Notes: Garnet and Jewel sweet potatoes have moist, bright orange flesh and skin ranging from light copper to dark red; they are often labeled yams in grocery stores. Look for small to medium-size parsnips; the larger ones can have a woody core.

How to Make It

Step 1

Peel sweet potatoes and parsnips; cut into sticks about 1/2 inch by 3 to 4 inches. Lightly coat a 12- by 17-inch rimmed baking pan with cooking oil spray. Place vegetables in pan, cover tightly with foil, and bake in a 400° regular or convection oven until just tender when pierced, 35 to 40 minutes.

Step 2

Meanwhile, in a small bowl, combine maple syrup, brown sugar, bourbon, butter, orange peel and juice, and cardamom.

Step 3

Increase oven temperature to 450°. Remove foil from pan and sprinkle pecans over vegetables. Pour the syrup mixture over vegetables and pecans; turn pieces with a spatula to coat evenly.

Step 4

Bake until syrup mixture thickens and sticks to vegetables, 25 to 35 minutes longer, turning pieces often to prevent scorching.
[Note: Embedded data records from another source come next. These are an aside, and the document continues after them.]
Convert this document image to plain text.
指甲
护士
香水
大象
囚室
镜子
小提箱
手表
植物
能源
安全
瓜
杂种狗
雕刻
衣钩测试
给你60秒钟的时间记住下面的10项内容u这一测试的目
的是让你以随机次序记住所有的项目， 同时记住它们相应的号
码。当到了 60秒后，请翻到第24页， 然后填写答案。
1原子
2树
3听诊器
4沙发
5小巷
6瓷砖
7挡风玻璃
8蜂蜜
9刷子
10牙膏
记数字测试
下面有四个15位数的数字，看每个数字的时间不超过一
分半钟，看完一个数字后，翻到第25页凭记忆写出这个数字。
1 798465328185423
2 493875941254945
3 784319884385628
Transfer candied vegetables to a serving dish. Season to taste with salt.

Ratings & Reviews

sonora's Review

December 06, 2010
Used ingredients-no pecans- but not method to make Whipped Bourbon Sweet Potatoes and Parsnips. Peeled and cubed the veg then boiled til tender. Added to food processor & whipped in batches with all other ingredients. Bourbon/orange/maple syrup/ cardamom combo subtle & not overly sweet.